As a parent of a second-grade student in District 25, I have observed some disturbing trends over the last several years in schools citywide and in the school my daughter goes to. Our wonderful, veteran teachers are being forced into early retirement by abusive administrators.

These teachers were such an asset to our schools. With their educational expertise and experience, they were often the teachers you turned to for educational advice. Many of our schools are now filled with inept and inexperienced principals, many from the Leadership Academy, and novice teachers who are not lasting more than a few years. The turnover rate for principals and teachers is alarming and detrimental to our schools.

In addition, there is the widespread use of a balanced literacy reading and writing curriculum known as “Teachers College” and a fuzzy math program known as “Everyday Mathematics.” At best, the programs are lacking in many ways and need to be supplemented with other programs because of their deficiencies. My daughter spends the majority of her day working with a partner, reading on her own or sitting in the meeting area just listening to her teacher.

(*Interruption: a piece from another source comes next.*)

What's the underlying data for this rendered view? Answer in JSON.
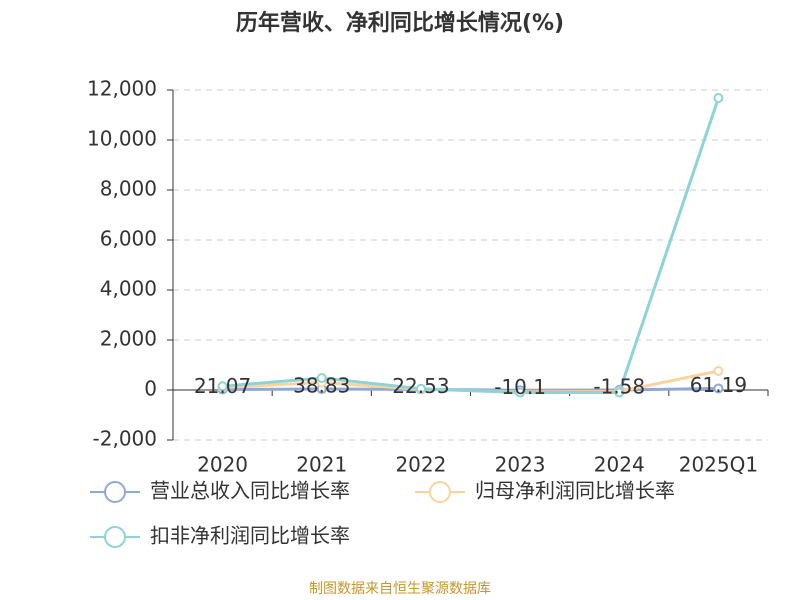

Little, if any, content is taught. Hallway bulletin boards are loaded with “Published Works” which contain misspellings, incorrect grammar and incorrect punctuation. Phonics and grammar instruction are frowned upon and teachers are even punished by these new principals. It does not get any better in the upper grades and I have learned that proponents of balanced literacy believe that focusing on those things stifles creativity.

But how can you be a successful writer when you have not mastered basic writing skills? Math experts from all over the country have analyzed the Everyday Mathematics program and have said that the program is so lacking that it should never be used in elementary schools because it does not prepare students for higher math. But administrators are prepared to tell parents that it is a “spiraling” program and if your child does not master a skill the first time, they will master it next time. And if your child has any difficulty, they can just reach for a calculator.

Math professors argue that these are poor methods of teaching basic math skills and which leave kids behind. After some careful research, it became clear to me that the city department of Education made the wrong move with these programs. Why did the DOE implement unproven, not research-based, highly controversial programs when there were so many wonderful, research-based programs already in place?

Parents should speak with the principals and demand they remove these terrible programs from their child’s school. Many principals know the harm of these programs but keep them because it is cost-effective to do so. Some parents in the district have been successful having these two programs removed from their schools. It is time they are removed from all schools.